Erwachsen werden heißt Verantwortung übernehmen
Ich denke regelmäßig über mich, meine Arbeit und das verdammte Geld nach. Konkrete Pläne zu schmieden, etwa für Urlaube oder Anschaffungen, ist nicht möglich, denn ich weiß nicht, wann ich einen festen Job haben werde. Und selbst wenn das jemals passiert, wird er mir dann genug Geld auf mein Konto spülen? In diesem Jahr gestaltet sich sogar das Weihnachtsgeschenke-Kaufen schwierig.
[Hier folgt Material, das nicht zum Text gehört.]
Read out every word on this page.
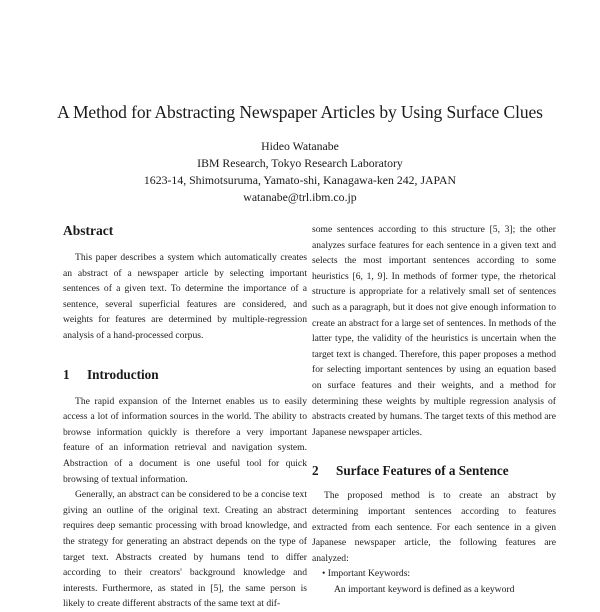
A Method for Abstracting Newspaper Articles by Using Surface Clues
Hideo Watanabe
IBM Research, Tokyo Research Laboratory
1623-14, Shimotsuruma, Yamato-shi, Kanagawa-ken 242, JAPAN
watanabe@trl.ibm.co.jp
Abstract

This paper describes a system which automatically creates an abstract of a newspaper article by selecting important sentences of a given text. To determine the importance of a sentence, several superficial features are considered, and weights for features are determined by multiple-regression analysis of a hand-processed corpus.

1 Introduction

The rapid expansion of the Internet enables us to easily access a lot of information sources in the world. The ability to browse information quickly is therefore a very important feature of an information retrieval and navigation system. Abstraction of a document is one useful tool for quick browsing of textual information.

Generally, an abstract can be considered to be a concise text giving an outline of the original text. Creating an abstract requires deep semantic processing with broad knowledge, and the strategy for generating an abstract depends on the type of target text. Abstracts created by humans tend to differ according to their creators' background knowledge and interests. Furthermore, as stated in [5], the same person is likely to create different abstracts of the same text at dif-

some sentences according to this structure [5, 3]; the other analyzes surface features for each sentence in a given text and selects the most important sentences according to some heuristics [6, 1, 9]. In methods of former type, the rhetorical structure is appropriate for a relatively small set of sentences such as a paragraph, but it does not give enough information to create an abstract for a large set of sentences. In methods of the latter type, the validity of the heuristics is uncertain when the target text is changed. Therefore, this paper proposes a method for selecting important sentences by using an equation based on surface features and their weights, and a method for determining these weights by multiple regression analysis of abstracts created by humans. The target texts of this method are Japanese newspaper articles.

2	Surface Features of a Sentence

The proposed method is to create an abstract by determining important sentences according to features extracted from each sentence. For each sentence in a given Japanese newspaper article, the following features are analyzed:

• Important Keywords:

An important keyword is defined as a keyword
Bis vor einem Jahr war ich noch Single, vier Jahre lang. Zu dieser Zeit habe ich mich nur auf mich und meine Karriere, wenn man es so nennen kann, konzentriert. Ich war bereit für jeden Job, der mich im Leben voranbringen würde, Hamburg zu verlassen. Ich hatte keine Verpflichtungen und das war großartig. Doch seit einem Jahr führe ich eine Beziehung und sie ist so, wie ich sie mir immer gewünscht habe. Es hat sich gelohnt zu warten. Aber zum ersten Mal werde ich auch damit konfrontiert, wie es ist, nicht mehr auf sich alleine gestellt zu sein. Eigentlich ist es etwas Schönes und fühlt sich gut an. Aber es macht mir auch Angst.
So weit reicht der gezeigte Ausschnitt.